Netice itibariyle özgüveni yüksek, yetkin bir kişiliğe dönüşmekte sorun yaşıyor.
Oysa tek bir anneye bağlanmak, tek bir aileyle aitlik geliştirmek sosyallik kavramına ters görünüyor.!
Esasen ihtiyaç duyduğumuz şey, küçük dünyamız üzerinde tam kontrole sahip olabilmek.!
Güven alanımıza yapılan izinsiz ve zoraki müdahaleler bütün gelişim sürecimizi alabora ediyor.
Kişiler kendilerini güvende hissedebilecekleri arkadaş ortamlarına özgürce ulaşmada sorun yaşadıkça sosyallik, haricî baskılarla gelişmeyecek.
Keza birileri; örneğin öğretmen, bakıcı, ebeveyn.. tarafından kontrol edilen hiç bir ortamda doğal bir sosyallik gelişimi mümkün olmayacak.
Sosyalleşmenin doğal süreci küçük arkadaş gruplarıyla işe başlamaktır.

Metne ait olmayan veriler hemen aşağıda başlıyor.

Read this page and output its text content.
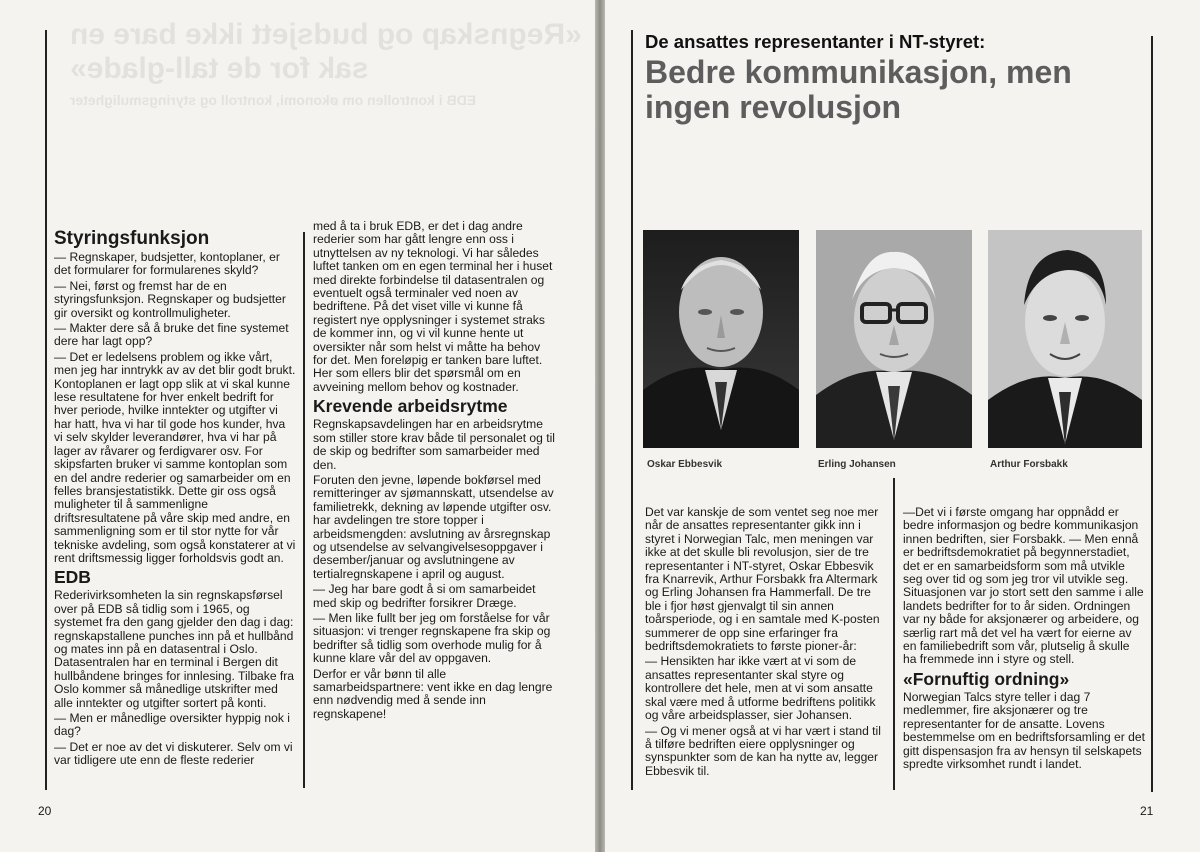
«Regnskap og budsjett ikke bare en sak for de tall-glade»
EDB i kontrollen om økonomi, kontroll og styringsmuligheter
Styringsfunksjon

— Regnskaper, budsjetter, kontoplaner, er det formularer for formularenes skyld?

— Nei, først og fremst har de en styringsfunksjon. Regnskaper og budsjetter gir oversikt og kontrollmuligheter.

— Makter dere så å bruke det fine systemet dere har lagt opp?

— Det er ledelsens problem og ikke vårt, men jeg har inntrykk av av det blir godt brukt. Kontoplanen er lagt opp slik at vi skal kunne lese resultatene for hver enkelt bedrift for hver periode, hvilke inntekter og utgifter vi har hatt, hva vi har til gode hos kunder, hva vi selv skylder leverandører, hva vi har på lager av råvarer og ferdigvarer osv. For skipsfarten bruker vi samme kontoplan som en del andre rederier og samarbeider om en felles bransjestatistikk. Dette gir oss også muligheter til å sammenligne driftsresultatene på våre skip med andre, en sammenligning som er til stor nytte for vår tekniske avdeling, som også konstaterer at vi rent driftsmessig ligger forholdsvis godt an.

EDB

Rederivirksomheten la sin regnskapsførsel over på EDB så tidlig som i 1965, og systemet fra den gang gjelder den dag i dag: regnskapstallene punches inn på et hullbånd og mates inn på en datasentral i Oslo. Datasentralen har en terminal i Bergen dit hullbåndene bringes for innlesing. Tilbake fra Oslo kommer så månedlige utskrifter med alle inntekter og utgifter sortert på konti.

— Men er månedlige oversikter hyppig nok i dag?

— Det er noe av det vi diskuterer. Selv om vi var tidligere ute enn de fleste rederier

med å ta i bruk EDB, er det i dag andre rederier som har gått lengre enn oss i utnyttelsen av ny teknologi. Vi har således luftet tanken om en egen terminal her i huset med direkte forbindelse til datasentralen og eventuelt også terminaler ved noen av bedriftene. På det viset ville vi kunne få registert nye opplysninger i systemet straks de kommer inn, og vi vil kunne hente ut oversikter når som helst vi måtte ha behov for det. Men foreløpig er tanken bare luftet. Her som ellers blir det spørsmål om en avveining mellom behov og kostnader.

Krevende arbeidsrytme

Regnskapsavdelingen har en arbeidsrytme som stiller store krav både til personalet og til de skip og bedrifter som samarbeider med den.

Foruten den jevne, løpende bokførsel med remitteringer av sjømannskatt, utsendelse av familietrekk, dekning av løpende utgifter osv. har avdelingen tre store topper i arbeidsmengden: avslutning av årsregnskap og utsendelse av selvangivelsesoppgaver i desember/januar og avslutningene av tertialregnskapene i april og august.

— Jeg har bare godt å si om samarbeidet med skip og bedrifter forsikrer Dræge.

— Men like fullt ber jeg om forståelse for vår situasjon: vi trenger regnskapene fra skip og bedrifter så tidlig som overhode mulig for å kunne klare vår del av oppgaven.

Derfor er vår bønn til alle samarbeidspartnere: vent ikke en dag lengre enn nødvendig med å sende inn regnskapene!

20
De ansattes representanter i NT-styret:
Bedre kommunikasjon, men ingen revolusjon
Oskar Ebbesvik	Erling Johansen	Arthur Forsbakk

Det var kanskje de som ventet seg noe mer når de ansattes representanter gikk inn i styret i Norwegian Talc, men meningen var ikke at det skulle bli revolusjon, sier de tre representanter i NT-styret, Oskar Ebbesvik fra Knarrevik, Arthur Forsbakk fra Altermark og Erling Johansen fra Hammerfall. De tre ble i fjor høst gjenvalgt til sin annen toårsperiode, og i en samtale med K-posten summerer de opp sine erfaringer fra bedriftsdemokratiets to første pioner-år:

— Hensikten har ikke vært at vi som de ansattes representanter skal styre og kontrollere det hele, men at vi som ansatte skal være med å utforme bedriftens politikk og våre arbeidsplasser, sier Johansen.

— Og vi mener også at vi har vært i stand til å tilføre bedriften eiere opplysninger og synspunkter som de kan ha nytte av, legger Ebbesvik til.

—Det vi i første omgang har oppnådd er bedre informasjon og bedre kommunikasjon innen bedriften, sier Forsbakk. — Men ennå er bedriftsdemokratiet på begynnerstadiet, det er en samarbeidsform som må utvikle seg over tid og som jeg tror vil utvikle seg. Situasjonen var jo stort sett den samme i alle landets bedrifter for to år siden. Ordningen var ny både for aksjonærer og arbeidere, og særlig rart må det vel ha vært for eierne av en familiebedrift som vår, plutselig å skulle ha fremmede inn i styre og stell.

«Fornuftig ordning»

Norwegian Talcs styre teller i dag 7 medlemmer, fire aksjonærer og tre representanter for de ansatte. Lovens bestemmelse om en bedriftsforsamling er det gitt dispensasjon fra av hensyn til selskapets spredte virksomhet rundt i landet.

21
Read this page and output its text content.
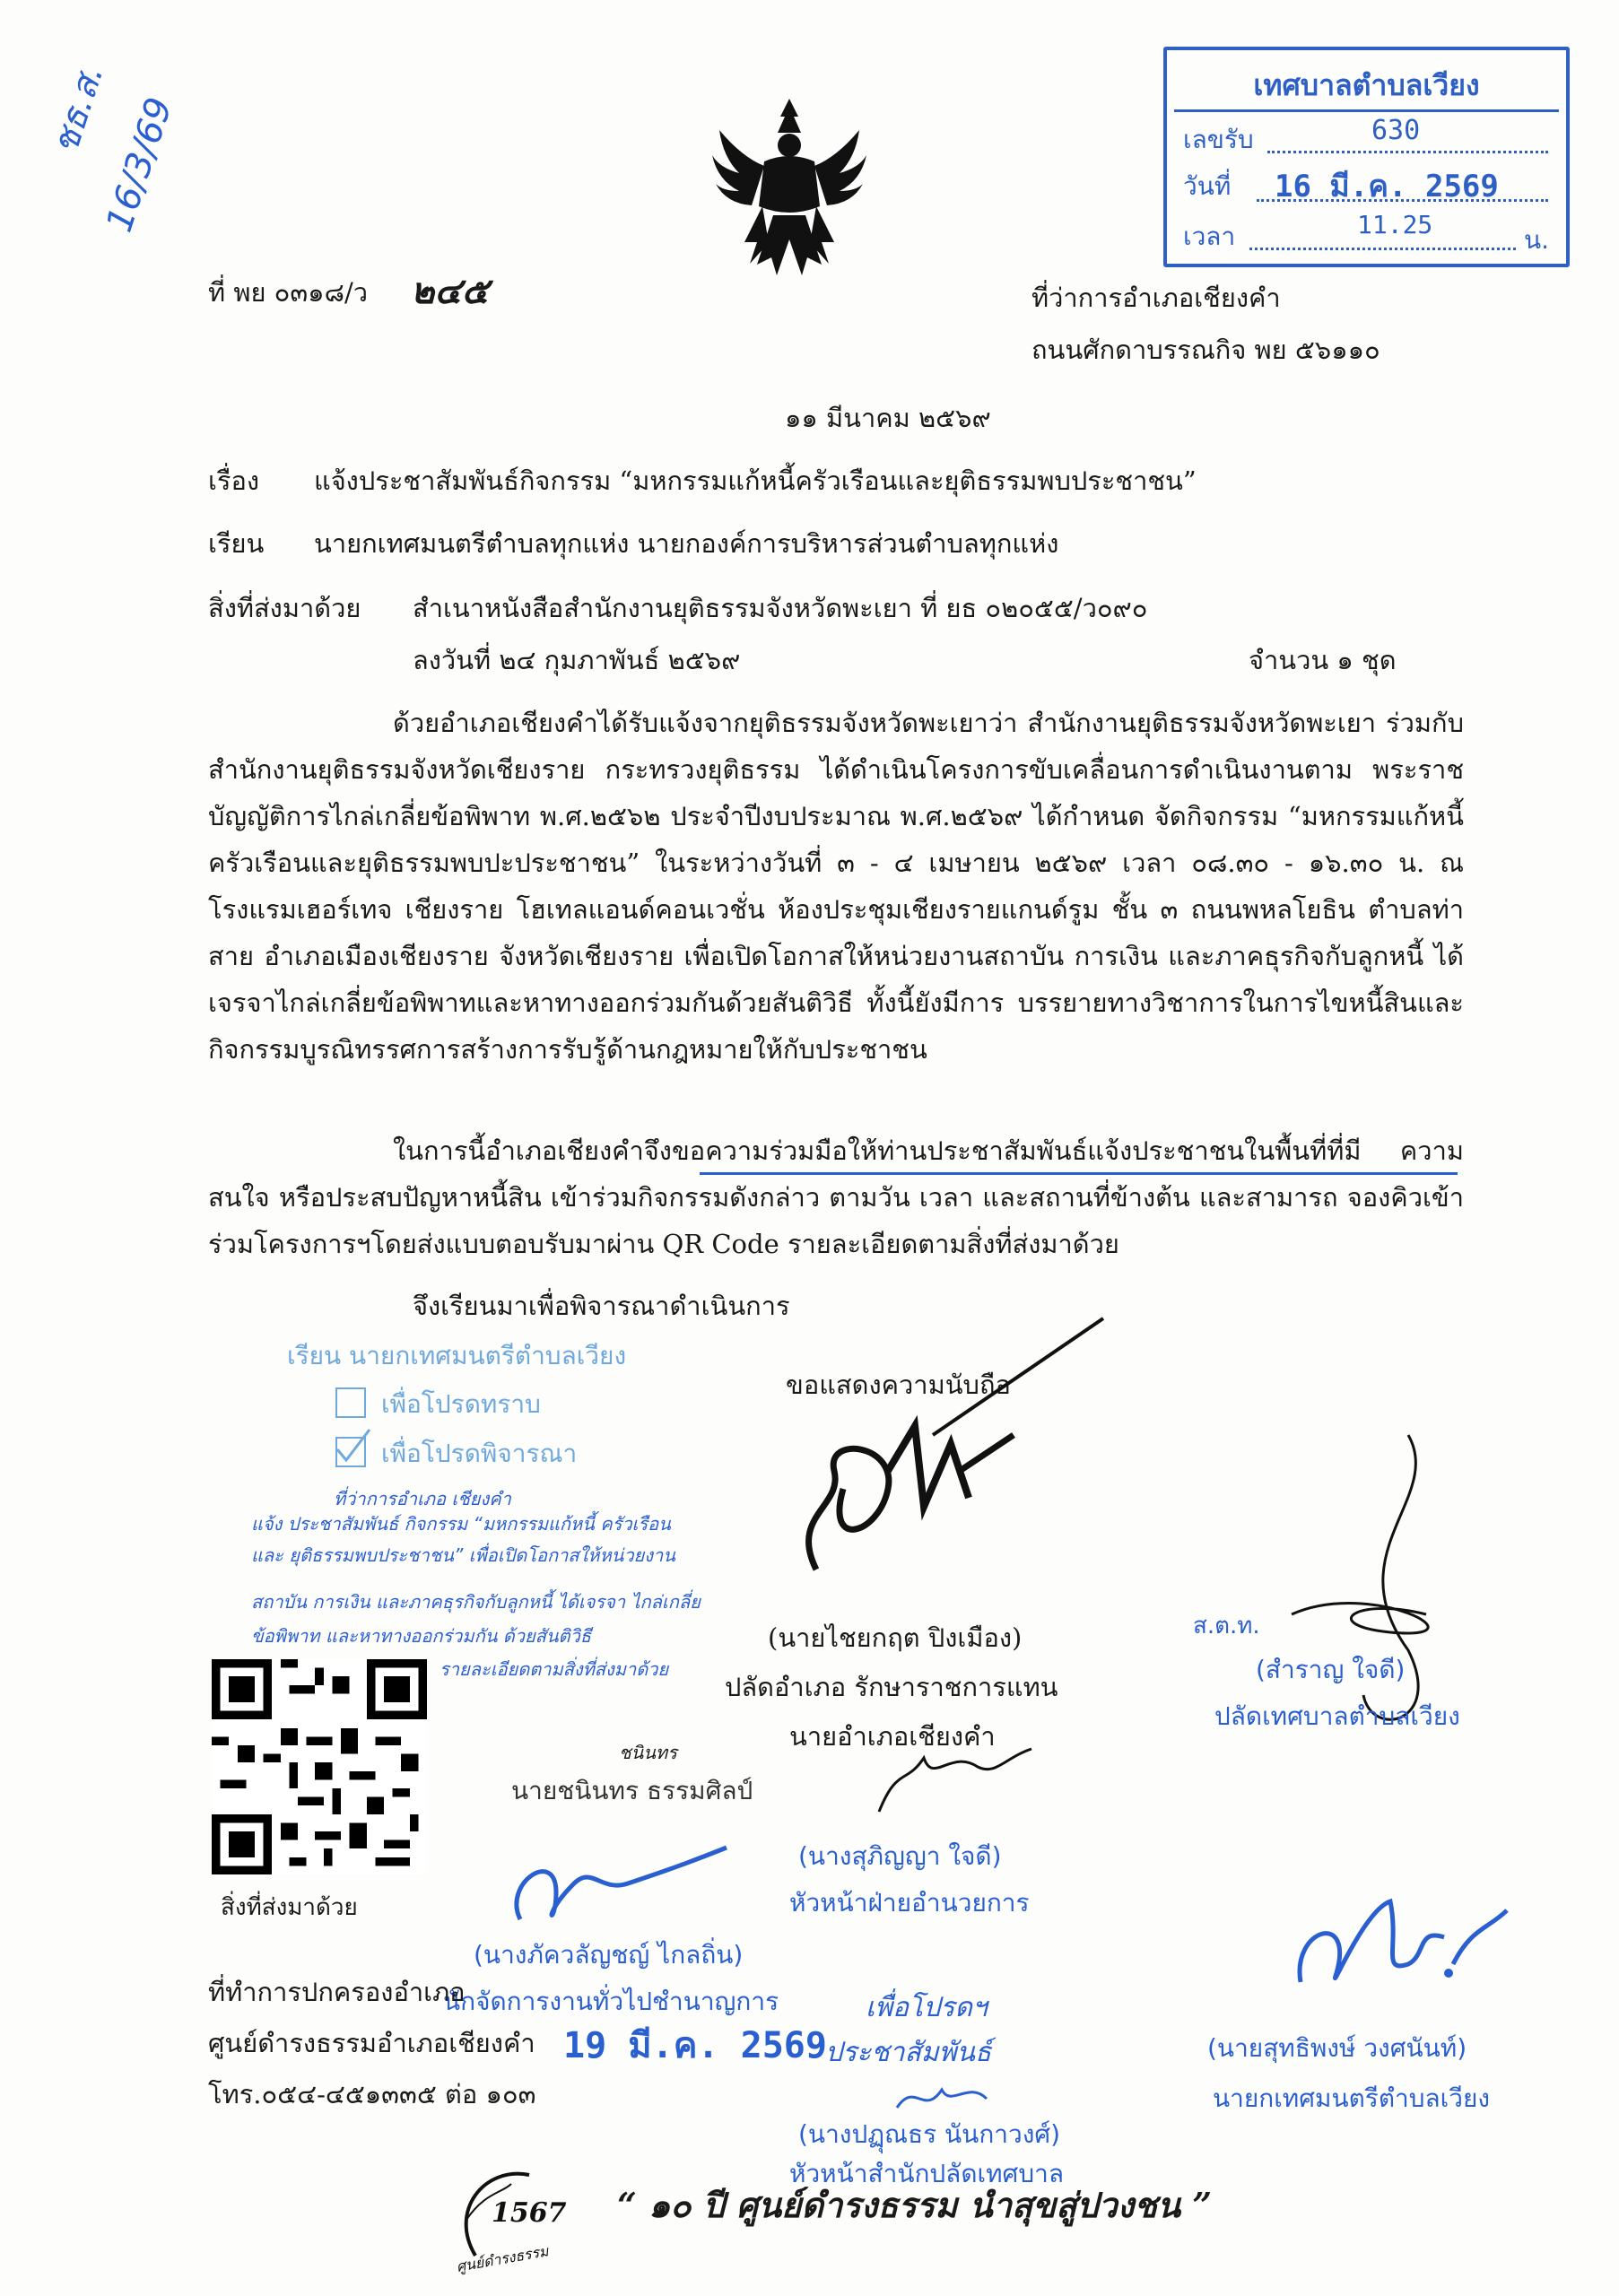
ชธ.ส.
16/3/69
เทศบาลตำบลเวียง
เลขรับ	630
วันที่ 16 มี.ค. 2569
เวลา	11.25
น.
ที่ พย ๐๓๑๘/ว ๒๔๕	ที่ว่าการอำเภอเชียงคำ
ถนนศักดาบรรณกิจ พย ๕๖๑๑๐
๑๑ มีนาคม ๒๕๖๙
เรื่อง แจ้งประชาสัมพันธ์กิจกรรม “มหกรรมแก้หนี้ครัวเรือนและยุติธรรมพบประชาชน”
เรียน นายกเทศมนตรีตำบลทุกแห่ง นายกองค์การบริหารส่วนตำบลทุกแห่ง
สิ่งที่ส่งมาด้วย สำเนาหนังสือสำนักงานยุติธรรมจังหวัดพะเยา ที่ ยธ ๐๒๐๕๕/ว๐๙๐
ลงวันที่ ๒๔ กุมภาพันธ์ ๒๕๖๙	จำนวน ๑ ชุด
ด้วยอำเภอเชียงคำได้รับแจ้งจากยุติธรรมจังหวัดพะเยาว่า สำนักงานยุติธรรมจังหวัดพะเยา ร่วมกับสำนักงานยุติธรรมจังหวัดเชียงราย กระทรวงยุติธรรม ได้ดำเนินโครงการขับเคลื่อนการดำเนินงานตาม พระราชบัญญัติการไกล่เกลี่ยข้อพิพาท พ.ศ.๒๕๖๒ ประจำปีงบประมาณ พ.ศ.๒๕๖๙ ได้กำหนด จัดกิจกรรม “มหกรรมแก้หนี้ครัวเรือนและยุติธรรมพบปะประชาชน” ในระหว่างวันที่ ๓ - ๔ เมษายน ๒๕๖๙ เวลา ๐๘.๓๐ - ๑๖.๓๐ น. ณ โรงแรมเฮอร์เทจ เชียงราย โฮเทลแอนด์คอนเวชั่น ห้องประชุมเชียงรายแกนด์รูม ชั้น ๓ ถนนพหลโยธิน ตำบลท่าสาย อำเภอเมืองเชียงราย จังหวัดเชียงราย เพื่อเปิดโอกาสให้หน่วยงานสถาบัน การเงิน และภาคธุรกิจกับลูกหนี้ ได้เจรจาไกล่เกลี่ยข้อพิพาทและหาทางออกร่วมกันด้วยสันติวิธี ทั้งนี้ยังมีการ บรรยายทางวิชาการในการไขหนี้สินและกิจกรรมบูรณิทรรศการสร้างการรับรู้ด้านกฎหมายให้กับประชาชน
ในการนี้อำเภอเชียงคำจึงขอความร่วมมือให้ท่านประชาสัมพันธ์แจ้งประชาชนในพื้นที่ที่มี ความสนใจ หรือประสบปัญหาหนี้สิน เข้าร่วมกิจกรรมดังกล่าว ตามวัน เวลา และสถานที่ข้างต้น และสามารถ จองคิวเข้าร่วมโครงการฯโดยส่งแบบตอบรับมาผ่าน QR Code รายละเอียดตามสิ่งที่ส่งมาด้วย
จึงเรียนมาเพื่อพิจารณาดำเนินการ
เรียน นายกเทศมนตรีตำบลเวียง
เพื่อโปรดทราบ
เพื่อโปรดพิจารณา
ที่ว่าการอำเภอ เชียงคำ
แจ้ง ประชาสัมพันธ์ กิจกรรม “มหกรรมแก้หนี้ ครัวเรือน
และ ยุติธรรมพบประชาชน” เพื่อเปิดโอกาสให้หน่วยงาน
สถาบัน การเงิน และภาคธุรกิจกับลูกหนี้ ได้เจรจา ไกล่เกลี่ย
ข้อพิพาท และหาทางออกร่วมกัน ด้วยสันติวิธี
รายละเอียดตามสิ่งที่ส่งมาด้วย
ขอแสดงความนับถือ
(นายไชยกฤต ปิงเมือง)
ปลัดอำเภอ รักษาราชการแทน
นายอำเภอเชียงคำ
ส.ต.ท.
(สำราญ ใจดี)
ปลัดเทศบาลตำบลเวียง
สิ่งที่ส่งมาด้วย
ชนินทร
นายชนินทร ธรรมศิลป์
(นางสุภิญญา ใจดี)
หัวหน้าฝ่ายอำนวยการ
(นางภัควลัญชญ์ ไกลถิ่น)
นักจัดการงานทั่วไปชำนาญการ	เพื่อโปรดฯ
ประชาสัมพันธ์
(นางปฏุณธร นันกาวงศ์)
หัวหน้าสำนักปลัดเทศบาล
(นายสุทธิพงษ์ วงศนันท์)
นายกเทศมนตรีตำบลเวียง
ที่ทำการปกครองอำเภอ
ศูนย์ดำรงธรรมอำเภอเชียงคำ
โทร.๐๕๔-๔๕๑๓๓๕ ต่อ ๑๐๓
19 มี.ค. 2569
1567
ศูนย์ดำรงธรรม
“ ๑๐ ปี ศูนย์ดำรงธรรม นำสุขสู่ปวงชน ”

Küçük gruplarda kişilerin kendini ifade edebilme, söz hakkına sahip olma ve güven ortamı oluşturma imkanı her zaman daha yüksektir.
Bu tür küçük ortamlar yönetilebilir ve doğru bir özgüven geliştirilebilir.
Samimi dostluklar bu şekilde oluşur.
Yeni arkadaşlar edinmenin doğal süreci onlarla, önceki dostların referansı üzerinden tanışmaktır.
Meşhur kaide;
“Dostun dostu dosttur.”
“Bir göz hatırı için çok gözler sevilir.”
İnsanlar kendi dostlarıyla yakın bir frekans aralığında ve benzer değerlerde birleşir. Ortak paydalarda buluşan insanlar birbirleriyle daha iyi, daha samimi arkadaşlıklar geliştirebilir.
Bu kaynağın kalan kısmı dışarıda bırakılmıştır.